The warning comes after reports that AI companies regularly ignore instructions not to scrape.
Reddit has a warning for AI companies and other scrapers: play by our rules or get blocked. The company said in an update that it plans to update its Robots Exclusion Protocol (robots.txt file), which allows it to block automated scraping of its platform.
The company said it will also continue to block and rate-limit crawlers and other bots that don't have a prior agreement with the company. The changes, it said, shouldn't affect “good faith actors,” like the Internet Archive and researchers.
Reddit's notice comes shortly after multiple reports that Perplexity and other AI companies regularly bypass websites' robots.txt protocol, which is used by publishers to tell web crawlers they don't want their content accessed.
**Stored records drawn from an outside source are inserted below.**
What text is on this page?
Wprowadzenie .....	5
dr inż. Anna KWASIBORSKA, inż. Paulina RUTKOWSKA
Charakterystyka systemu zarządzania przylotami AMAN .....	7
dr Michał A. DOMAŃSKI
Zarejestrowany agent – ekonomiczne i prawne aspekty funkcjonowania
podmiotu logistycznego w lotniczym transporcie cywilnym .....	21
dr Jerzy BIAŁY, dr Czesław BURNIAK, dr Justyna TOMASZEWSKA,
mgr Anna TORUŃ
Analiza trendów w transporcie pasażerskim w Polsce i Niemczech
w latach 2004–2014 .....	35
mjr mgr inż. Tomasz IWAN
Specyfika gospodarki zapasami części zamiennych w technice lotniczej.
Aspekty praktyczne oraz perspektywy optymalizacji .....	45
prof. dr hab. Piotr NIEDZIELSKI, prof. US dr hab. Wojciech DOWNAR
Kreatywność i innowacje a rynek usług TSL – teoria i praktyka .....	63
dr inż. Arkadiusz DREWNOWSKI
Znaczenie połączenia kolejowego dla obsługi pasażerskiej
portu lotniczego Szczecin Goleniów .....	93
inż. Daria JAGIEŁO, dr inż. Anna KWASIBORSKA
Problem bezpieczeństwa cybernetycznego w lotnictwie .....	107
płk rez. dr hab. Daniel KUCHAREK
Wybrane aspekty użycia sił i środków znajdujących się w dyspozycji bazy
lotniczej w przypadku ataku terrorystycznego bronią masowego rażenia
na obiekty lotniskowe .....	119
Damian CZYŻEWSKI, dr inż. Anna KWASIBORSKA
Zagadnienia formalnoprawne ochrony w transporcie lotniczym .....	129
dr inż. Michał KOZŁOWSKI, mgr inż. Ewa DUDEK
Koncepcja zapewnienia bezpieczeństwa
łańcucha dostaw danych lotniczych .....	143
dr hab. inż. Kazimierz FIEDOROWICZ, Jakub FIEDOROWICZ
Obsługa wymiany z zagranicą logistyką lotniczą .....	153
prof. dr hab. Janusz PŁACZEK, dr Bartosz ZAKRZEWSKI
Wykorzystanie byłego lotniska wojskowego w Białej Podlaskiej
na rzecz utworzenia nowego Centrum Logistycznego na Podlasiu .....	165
Perplexity's CEO, in a recent interview with Fast Company, said that the protocol is “not a legal framework.”
In a statement, a Reddit spokesperson told Engadget that it wasn't targeting a particular company. “This update isn't meant to single any one entity out; it's meant to protect Reddit while keeping the internet open,” the spokesperson said. “In the next few weeks, we'll be updating our robots.txt instructions to be as clear as possible: if you are using an automated agent to access Reddit, regardless of what type of company you are, you need to abide by our terms and policies, and you need to talk to us. We believe in the open internet, but we do not believe in the misuse of public content.”
It's not the first time the company has taken a hard line when it comes to data access. The company cited AI companies' use of its platform when it began charging for its API last year. Since then, it has struck licensing deals with some AI companies, including Google and OpenAI. The agreements allow AI firms to train their models on Reddit's archive and have been a significant source of revenue for the newly-public Reddit. The “talk to us” part of that statement is likely a not-so-subtle reminder that the company is no longer in the business of handing out its content for free.